By Rebecca Hommon, Navy Region Hawaii Environmental Counsel
Many Hawaii residents believe in the concept of “aloha aina” — love of the land, which is marked by stewardship and reverence for the environment, attributing spiritual power to the Earth and its features as well as wildlife.
*While on rest and relaxation or during an operation, watch out for the highly endangered Hawaiian monk seal resting on beaches as well as turtles near coral or on the near shore.

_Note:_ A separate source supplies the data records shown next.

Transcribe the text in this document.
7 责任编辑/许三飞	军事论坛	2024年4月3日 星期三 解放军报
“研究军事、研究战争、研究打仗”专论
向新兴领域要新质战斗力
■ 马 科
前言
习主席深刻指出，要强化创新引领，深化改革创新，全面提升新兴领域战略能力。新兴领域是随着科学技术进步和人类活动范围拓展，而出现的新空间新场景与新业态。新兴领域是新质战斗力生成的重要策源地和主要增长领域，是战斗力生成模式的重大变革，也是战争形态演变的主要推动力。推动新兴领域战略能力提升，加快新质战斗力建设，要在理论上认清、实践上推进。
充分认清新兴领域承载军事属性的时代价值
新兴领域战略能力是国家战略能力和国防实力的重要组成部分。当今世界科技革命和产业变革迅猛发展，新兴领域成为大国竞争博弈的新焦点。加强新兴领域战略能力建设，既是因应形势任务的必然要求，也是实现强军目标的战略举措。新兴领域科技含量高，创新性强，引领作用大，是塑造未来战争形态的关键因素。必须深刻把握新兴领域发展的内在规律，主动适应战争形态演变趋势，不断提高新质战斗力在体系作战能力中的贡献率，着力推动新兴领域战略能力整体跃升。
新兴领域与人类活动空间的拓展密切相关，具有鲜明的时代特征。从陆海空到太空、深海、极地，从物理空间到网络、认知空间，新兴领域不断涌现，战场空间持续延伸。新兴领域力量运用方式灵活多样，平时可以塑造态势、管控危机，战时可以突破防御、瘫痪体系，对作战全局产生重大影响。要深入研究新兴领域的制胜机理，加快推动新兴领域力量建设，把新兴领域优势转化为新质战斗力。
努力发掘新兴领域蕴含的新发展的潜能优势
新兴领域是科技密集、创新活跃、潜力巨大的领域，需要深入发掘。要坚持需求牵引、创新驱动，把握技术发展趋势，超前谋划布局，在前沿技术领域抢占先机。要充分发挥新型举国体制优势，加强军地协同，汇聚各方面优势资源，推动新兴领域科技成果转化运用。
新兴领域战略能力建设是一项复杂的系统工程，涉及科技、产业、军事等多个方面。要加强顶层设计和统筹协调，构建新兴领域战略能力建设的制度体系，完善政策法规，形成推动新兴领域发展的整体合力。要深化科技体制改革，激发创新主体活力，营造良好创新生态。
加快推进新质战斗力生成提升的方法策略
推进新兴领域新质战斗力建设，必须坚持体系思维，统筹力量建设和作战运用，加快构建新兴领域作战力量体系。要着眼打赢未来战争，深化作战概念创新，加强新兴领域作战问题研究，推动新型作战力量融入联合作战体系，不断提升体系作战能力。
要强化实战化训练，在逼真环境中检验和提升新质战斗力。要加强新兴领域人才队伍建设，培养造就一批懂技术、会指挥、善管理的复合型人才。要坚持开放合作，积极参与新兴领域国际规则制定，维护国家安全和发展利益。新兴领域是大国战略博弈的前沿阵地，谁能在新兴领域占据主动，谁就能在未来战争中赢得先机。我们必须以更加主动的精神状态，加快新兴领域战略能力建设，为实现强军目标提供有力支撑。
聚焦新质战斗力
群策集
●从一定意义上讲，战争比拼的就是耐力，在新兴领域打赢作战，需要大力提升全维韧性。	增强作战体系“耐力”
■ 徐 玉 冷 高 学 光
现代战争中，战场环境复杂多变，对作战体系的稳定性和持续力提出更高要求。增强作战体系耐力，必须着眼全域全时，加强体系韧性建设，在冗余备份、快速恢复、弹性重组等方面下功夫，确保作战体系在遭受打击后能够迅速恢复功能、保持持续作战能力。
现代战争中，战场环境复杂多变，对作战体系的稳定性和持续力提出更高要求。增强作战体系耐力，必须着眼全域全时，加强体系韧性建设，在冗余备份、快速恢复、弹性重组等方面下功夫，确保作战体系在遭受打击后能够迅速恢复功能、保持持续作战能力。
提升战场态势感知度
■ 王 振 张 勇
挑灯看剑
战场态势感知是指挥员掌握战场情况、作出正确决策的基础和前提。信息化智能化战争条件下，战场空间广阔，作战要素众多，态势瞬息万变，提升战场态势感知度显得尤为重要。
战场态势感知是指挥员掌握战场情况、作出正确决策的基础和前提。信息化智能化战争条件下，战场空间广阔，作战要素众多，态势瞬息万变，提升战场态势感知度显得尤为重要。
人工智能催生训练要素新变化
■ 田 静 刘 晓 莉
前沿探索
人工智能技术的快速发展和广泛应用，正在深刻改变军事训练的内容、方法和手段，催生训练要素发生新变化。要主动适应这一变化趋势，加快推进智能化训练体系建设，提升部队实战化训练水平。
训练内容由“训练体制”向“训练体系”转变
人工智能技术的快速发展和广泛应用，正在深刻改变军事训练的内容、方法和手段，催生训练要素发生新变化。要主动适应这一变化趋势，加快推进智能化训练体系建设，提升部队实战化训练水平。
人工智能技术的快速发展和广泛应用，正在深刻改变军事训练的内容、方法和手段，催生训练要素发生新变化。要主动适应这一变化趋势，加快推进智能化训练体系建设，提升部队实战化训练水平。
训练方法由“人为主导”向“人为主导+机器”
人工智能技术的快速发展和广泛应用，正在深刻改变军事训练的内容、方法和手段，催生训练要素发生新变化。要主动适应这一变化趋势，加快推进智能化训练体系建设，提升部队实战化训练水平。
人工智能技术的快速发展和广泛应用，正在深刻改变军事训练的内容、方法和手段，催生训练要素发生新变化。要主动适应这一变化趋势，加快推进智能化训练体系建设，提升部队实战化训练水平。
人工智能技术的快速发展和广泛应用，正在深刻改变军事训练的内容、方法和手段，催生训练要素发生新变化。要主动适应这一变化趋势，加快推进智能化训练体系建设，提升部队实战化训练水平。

Both are endangered species and have the right of way. Don’t get near them even though others might do so. Take pictures with high-powered lenses.
*While snorkeling or diving, do not step on or hit coral with fins. Please watch where you put your feet. Coral is alive, and hitting it breaks and kills it.
*Exposing your bare skin to coral can result in painful cuts and possible infection.
*Hiking near or in freshwater streams has two invisible risks beyond the usual trip and fall: flash floods and catching a disease called leptospirosis due to wild animals (pigs mostly) that live in the uplands. Their feces contain bacteria that drains into the streams. The disease can cause severe nausea, chills, high fever which manifests seven to 14 days after exposure and, in worst cases, can be fatal.
Hikes that lead off usual trails can lead to a very narrow, steep path where turning around is impossible. Deaths have occurred when hikers lost their way or tried to take short cuts only to fall to their deaths. Don’t make a rescuer risk his or her life to come get you, based on your bad choice.
*Kayaking to, or landing on, several of the islands offshore of Oahu is illegal as they are bird sanctuaries and monk seal resting places. People are on shore watching with binoculars and will report the trespass. Authorities could be waiting upon your return to shore.
*Rip tides kill several every year as people swim off shore and get caught, then try to fight their way back. Swim parallel to the shore until the tide shifts, which could be a very long time.
*Jellyfish can be seen in the water and can cause burns as they tangle around feet or arms. Signs are usually posted when they are present. They usually arrive on the tides seven to 11 days after full moon.
*Portuguese man-of-war are present year-round, usually on windward (east-facing) beaches such as Bellows. Both stings can be extremely painful.
Reef fish are not good eating as they may contain a toxin (ciguatera) and are usually too small to be of much value. While no fishing license is needed to fish from shore in Hawaii, there are size minimums and catch limits for many kinds of fish. The best choice is to leave the fish in the sea and enjoy them while snorkeling rather than injuring and wasting them.